Holy crap. These babies are quite possibly the most decadent brownies I’ve ever tasted. That dense layer of brownie topped with all that peanut buttery goodness makes for the perfect dessert for those who claim Reese’s Peanut Butter Cups as a favorite candy.
The triple chocolate chunk brownie mix I used may have helped as well.
All that decadence came from only five ingredients and about 20 minutes of prep work (not including brownie baking time and cooling time). But you can bake the brownies the day before or heck, two days before, and save yourself some time the day of.
But I’m getting way ahead of myself. I’ve gotta tell you about where I found the recipe for these better-than-sex-cake brownies.
Express Lane Cooking, authored by the same amazing food blogger who makes readers drool over at I Wash…You Dry, is a cookbook for people like me who often need quick-and-easy recipes and love ingredients that can be kept on hand and used in multiple recipes.

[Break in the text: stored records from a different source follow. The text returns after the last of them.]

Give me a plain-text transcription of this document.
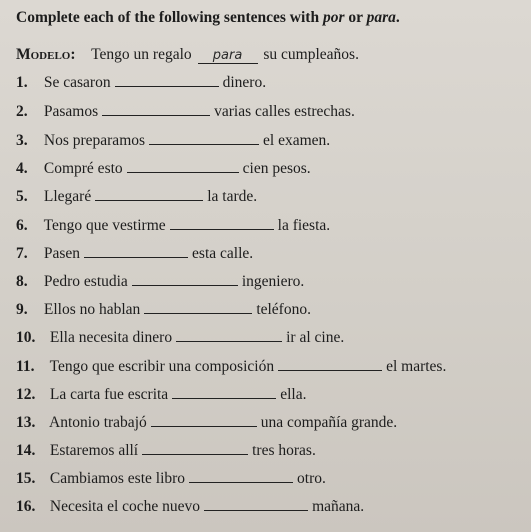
Complete each of the following sentences with por or para.
Modelo: Tengo un regalo para su cumpleaños.
1. Se casaron	dinero.
2. Pasamos	varias calles estrechas.
3. Nos preparamos	el examen.
4. Compré esto	cien pesos.
5. Llegaré	la tarde.
6. Tengo que vestirme	la fiesta.
7. Pasen	esta calle.
8. Pedro estudia	ingeniero.
9. Ellos no hablan	teléfono.
10. Ella necesita dinero	ir al cine.
11. Tengo que escribir una composición	el martes.
12. La carta fue escrita	ella.
13. Antonio trabajó	una compañía grande.
14. Estaremos allí	tres horas.
15. Cambiamos este libro	otro.
16. Necesita el coche nuevo	mañana.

The BBQ pulled pork in the stacked BBQ pulled pork nachos above is also used in BBQ pulled pork flautas and BBQ pork tortilla pizza. It’s enough to make you wish Taco Tuesday was every day (or at least Tuesday, Wednesday and Thursday).
Express Lane Cooking features over 80 quick-shop meals—in other words, you’re in and out of the grocery star faster than you thought possible. To make it even easier, Shawn begins the cookbook with must-haves for your spice drawer, pantry and fridge.

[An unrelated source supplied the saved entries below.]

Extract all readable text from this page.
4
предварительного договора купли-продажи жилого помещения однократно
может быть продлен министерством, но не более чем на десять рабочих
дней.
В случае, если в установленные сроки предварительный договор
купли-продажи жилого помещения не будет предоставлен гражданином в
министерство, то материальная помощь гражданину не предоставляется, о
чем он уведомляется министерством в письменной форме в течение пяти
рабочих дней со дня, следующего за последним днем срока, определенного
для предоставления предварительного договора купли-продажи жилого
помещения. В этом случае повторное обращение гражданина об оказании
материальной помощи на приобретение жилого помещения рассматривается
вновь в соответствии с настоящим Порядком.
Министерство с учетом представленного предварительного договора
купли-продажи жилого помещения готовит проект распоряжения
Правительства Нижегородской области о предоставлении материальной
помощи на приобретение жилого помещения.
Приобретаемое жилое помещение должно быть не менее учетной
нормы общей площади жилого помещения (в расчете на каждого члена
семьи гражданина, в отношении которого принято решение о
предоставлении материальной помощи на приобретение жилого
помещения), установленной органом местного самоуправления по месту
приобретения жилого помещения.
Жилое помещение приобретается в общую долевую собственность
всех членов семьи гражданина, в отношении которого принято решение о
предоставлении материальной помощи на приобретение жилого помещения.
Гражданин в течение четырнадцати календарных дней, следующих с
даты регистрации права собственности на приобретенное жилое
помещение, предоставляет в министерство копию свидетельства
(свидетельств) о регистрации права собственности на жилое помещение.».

You’ll find plenty of dinner recipes for poultry, beef, pork and seafood plus a few meatless meals and a handful of desserts like the peanut butter fudge brownies you’ve been drooling over since you started reading this post.
And with that, let’s get you that recipe and a chance to win a copy of Express Lane Cooking!
- 1 (18.5-oz) box brownie mix + ingredients need to prepare brownies
- 2 cups mini chocolate peanut butter cups, halved
- 2 cups peanut butter chips
- 1 (14-oz) can sweetened condensed milk
- 1 tsp vanilla extract
- Prepare brownies according to package instructions using an 8x8-inch pan lined with parchment paper. Allow to cool completely.
- Top brownies with halved mini chocolate peanut butter cups.
- Prepare peanut butter fudge by bringing a small pot filled with 2 inches of water to a boil on the stovetop. Find a metal or glass bowl that can easily rest on top of the pot without touching the water.
- Add peanut butter chips, sweetened condensed milk and vanilla to the bowl. Stir constantly over boiling water until smooth.
- Pour peanut butter fudge over brownies in an even layer. Let cool for at least 2 to 3 hours before slicing.